A proposed social security overhaul in Brazil will increase internal savings and boost GDP growth in Latin America's largest economy by at least 3% per year, Reuters reported, citing Presidential Chief of Staff Onyx Lorenzoni.
The reform proposal, which will be forwarded to Congress in February, will entail individual defined contributions into private pension funds. This structure would eventually replace Brazil's current system, which involves a guaranteed bundle of retirement benefits.
"We will fix this sinking ship called the pension system which has a hole on its hull," Lorenzoni was quoted as saying in a radio interview.
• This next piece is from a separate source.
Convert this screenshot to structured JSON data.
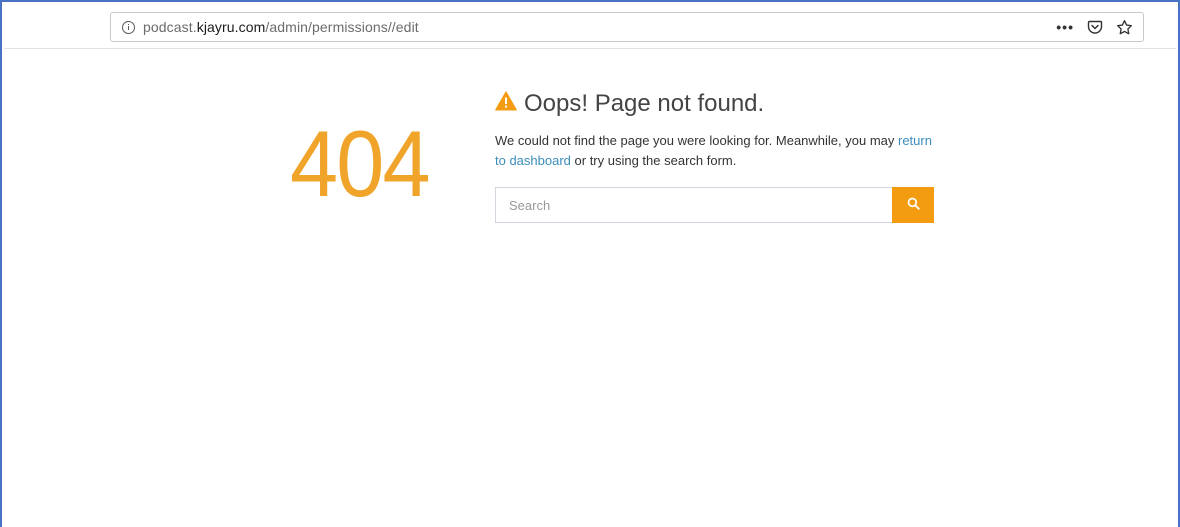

The government is looking to present a complete pension reform proposal that would eliminate the need for further overhaul in the next 20 to 30 years, he added.
However, a final decision on the reform has not been made yet as new proposals will be presented to President Jair Bolsonaro next week, Lorenzoni said.
In a recent interview with the SBT television network, Bolsonaro said the reform would introduce a new retirement age of 62 for men and 57 for women, higher than the current age but lower than what was proposed by Brazil's last government.
Meanwhile, Reuters reported separately that investors are concerned over Bolsonaro's ability to implement much-needed fiscal reforms due to internal conflicts between members of his administration.
"The political and economic teams are at odds," said Leonardo Barreto, the head of Brasilia-based political consultancy Factual. "There is a lack of cohesion and even coordination between President Bolsonaro's closest aides."
The social security reform is a key priority for Bolsonaro's government since it is the primary cause of growing public debt, which has climbed to 77% of GDP.